When I talk about the plight of prisoners, something is obviously bothering you.  What is it?

Just because I believe that all prisoners deserve humane treatment, appropriate medical care and decent food---regardless of their crime---does that make me some sort of left-wing do-gooder? 

Or when I speak of people behind bars who claim they didn’t commit the crime, do you grumble in your mind that “all prisoners say they are innocent.”

When I speak about the racial disparity in our prisons and the overabundance of minorities, are you secretly saying that you’re not surprised based on the ghetto problems in your own community?

When I tell about the beautiful relationship my family and I had with the late Maurice Carter, an indigent black man from Gary, Indiana, did it secretly make you shudder?  You and I are both of the age that we remember very well how the pillars of our church agreed that we had to be friendly with minorities, but then asked how you might feel if your son or daughter married someone of color.

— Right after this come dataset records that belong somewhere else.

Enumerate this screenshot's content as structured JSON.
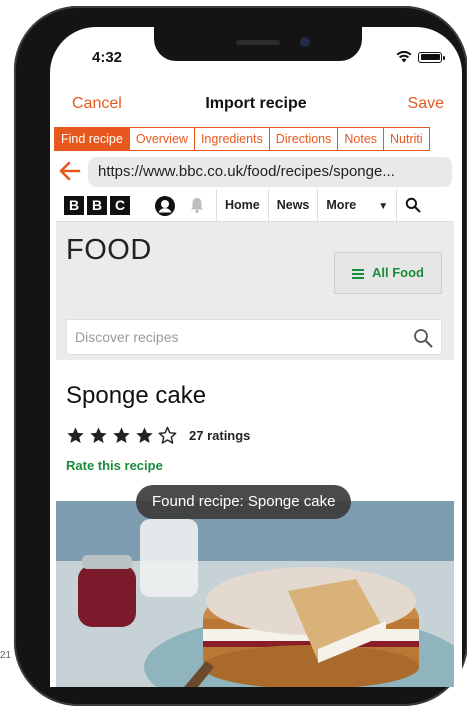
{
  "status_bar": {
    "time": "4:32"
  },
  "nav": {
    "cancel": "Cancel",
    "title": "Import recipe",
    "save": "Save"
  },
  "tabs": [
    {
      "label": "Find recipe",
      "active": true
    },
    {
      "label": "Overview"
    },
    {
      "label": "Ingredients"
    },
    {
      "label": "Directions"
    },
    {
      "label": "Notes"
    },
    {
      "label": "Nutriti"
    }
  ],
  "browser": {
    "url": "https://www.bbc.co.uk/food/recipes/sponge..."
  },
  "bbc": {
    "logo_letters": [
      "B",
      "B",
      "C"
    ],
    "nav": {
      "home": "Home",
      "news": "News",
      "more": "More"
    }
  },
  "food": {
    "title": "FOOD",
    "all_food": "All Food",
    "search_placeholder": "Discover recipes"
  },
  "recipe": {
    "title": "Sponge cake",
    "rating_stars": 4,
    "rating_max": 5,
    "ratings_count": "27 ratings",
    "rate_link": "Rate this recipe"
  },
  "toast": "Found recipe: Sponge cake",
  "corner_label": "21",
  "colors": {
    "accent": "#e8581e",
    "bbc_green": "#1a8c3c"
  }
}
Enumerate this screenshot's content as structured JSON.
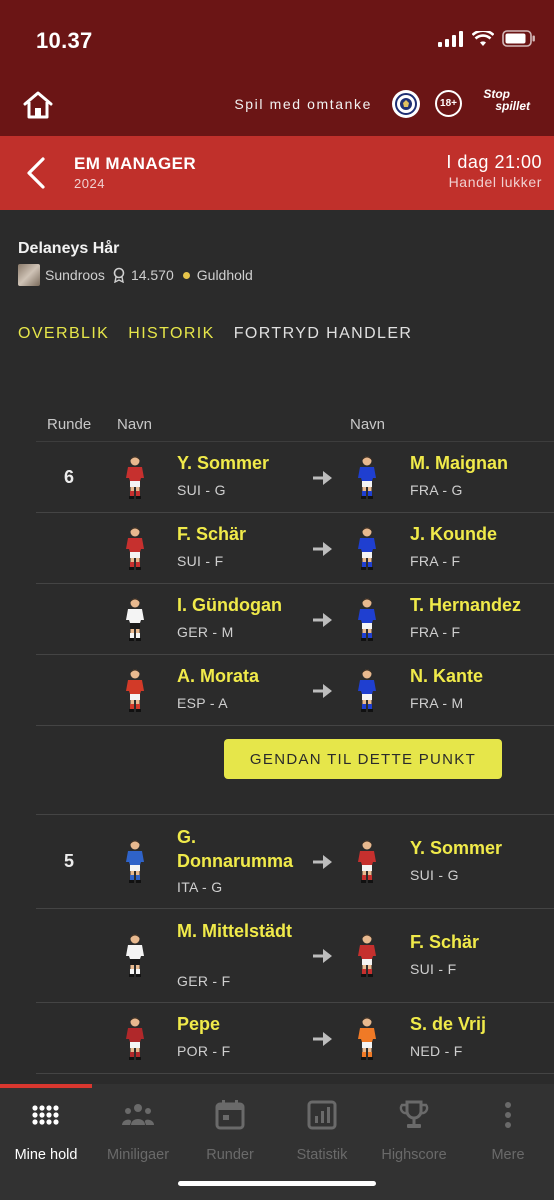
{
  "status_bar": {
    "time": "10.37"
  },
  "top_bar": {
    "responsible_text": "Spil med omtanke",
    "age_badge": "18+",
    "stop_line1": "Stop",
    "stop_line2": "spillet"
  },
  "header": {
    "title": "EM MANAGER",
    "year": "2024",
    "deadline_time": "I dag 21:00",
    "deadline_label": "Handel lukker"
  },
  "team": {
    "name": "Delaneys Hår",
    "owner": "Sundroos",
    "points": "14.570",
    "tier": "Guldhold"
  },
  "tabs": [
    "OVERBLIK",
    "HISTORIK",
    "FORTRYD HANDLER"
  ],
  "table": {
    "col_round": "Runde",
    "col_name_out": "Navn",
    "col_name_in": "Navn",
    "groups": [
      {
        "round": "6",
        "trades": [
          {
            "out": {
              "name": "Y. Sommer",
              "info": "SUI - G",
              "kit": "#c6302e"
            },
            "in": {
              "name": "M. Maignan",
              "info": "FRA - G",
              "kit": "#1f3fd0"
            }
          },
          {
            "out": {
              "name": "F. Schär",
              "info": "SUI - F",
              "kit": "#c6302e"
            },
            "in": {
              "name": "J. Kounde",
              "info": "FRA - F",
              "kit": "#1f3fd0"
            }
          },
          {
            "out": {
              "name": "I. Gündogan",
              "info": "GER - M",
              "kit": "#f4f4f4"
            },
            "in": {
              "name": "T. Hernandez",
              "info": "FRA - F",
              "kit": "#1f3fd0"
            }
          },
          {
            "out": {
              "name": "A. Morata",
              "info": "ESP - A",
              "kit": "#d23a28"
            },
            "in": {
              "name": "N. Kante",
              "info": "FRA - M",
              "kit": "#1f3fd0"
            }
          }
        ],
        "restore_label": "GENDAN TIL DETTE PUNKT"
      },
      {
        "round": "5",
        "trades": [
          {
            "out": {
              "name": "G. Donnarumma",
              "info": "ITA - G",
              "kit": "#2f63c9"
            },
            "in": {
              "name": "Y. Sommer",
              "info": "SUI - G",
              "kit": "#c6302e"
            }
          },
          {
            "out": {
              "name": "M. Mittelstädt",
              "info": "GER - F",
              "kit": "#f4f4f4"
            },
            "in": {
              "name": "F. Schär",
              "info": "SUI - F",
              "kit": "#c6302e"
            }
          },
          {
            "out": {
              "name": "Pepe",
              "info": "POR - F",
              "kit": "#b0282a"
            },
            "in": {
              "name": "S. de Vrij",
              "info": "NED - F",
              "kit": "#f07a26"
            }
          }
        ]
      }
    ]
  },
  "bottom_nav": [
    "Mine hold",
    "Miniligaer",
    "Runder",
    "Statistik",
    "Highscore",
    "Mere"
  ],
  "colors": {
    "accent_yellow": "#e6e64a",
    "header_red": "#c0302b",
    "top_maroon": "#6b1515"
  }
}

Does it take you out of your comfort zone when I speak about delightful personal experiences with so many friends behind bars---men and women?  Is it just easier to deal with numbers rather than names and faces?

When I tell of terrible abuse of mentally ill women in the psych unit are you secretly happy that you don’t know anyone who lives under those conditions?

It’s difficult for me to know why you don’t seem to like what you are hearing.  In open dialog you could perhaps express your reservations about granting humane treatment for prisoners, or about claims of wrongful conviction, or about whether rough treatment of the mentally ill is really abuse.  But you ask no questions following my remarks.  Silence. 


What I hope is that my comments are disturbing to you, that you’re honestly troubled by what you hear, and that you’re considering doing something about it.  Supporting a prison ministry.  Speaking to a state legislator.  Thinking about volunteer opportunities. Offering to pray for people behind bars.  Anything.

What I hope is that you’re not angry at my message, but that you’re feeling pain because you know someone behind bars.  Maybe it’s a relative or a family member.  I’m hoping you’re not ashamed.  I’m hoping you are more determined than ever to reach out to this individual.

What I hope is that my brief remarks remind you just how often the Bible prompts us to show compassion to prisoners, going right back to the words of Jesus.

What I hope is that God took just one thing that I said and planted it in your mind for further prayer.

After all, it was a prayer breakfast.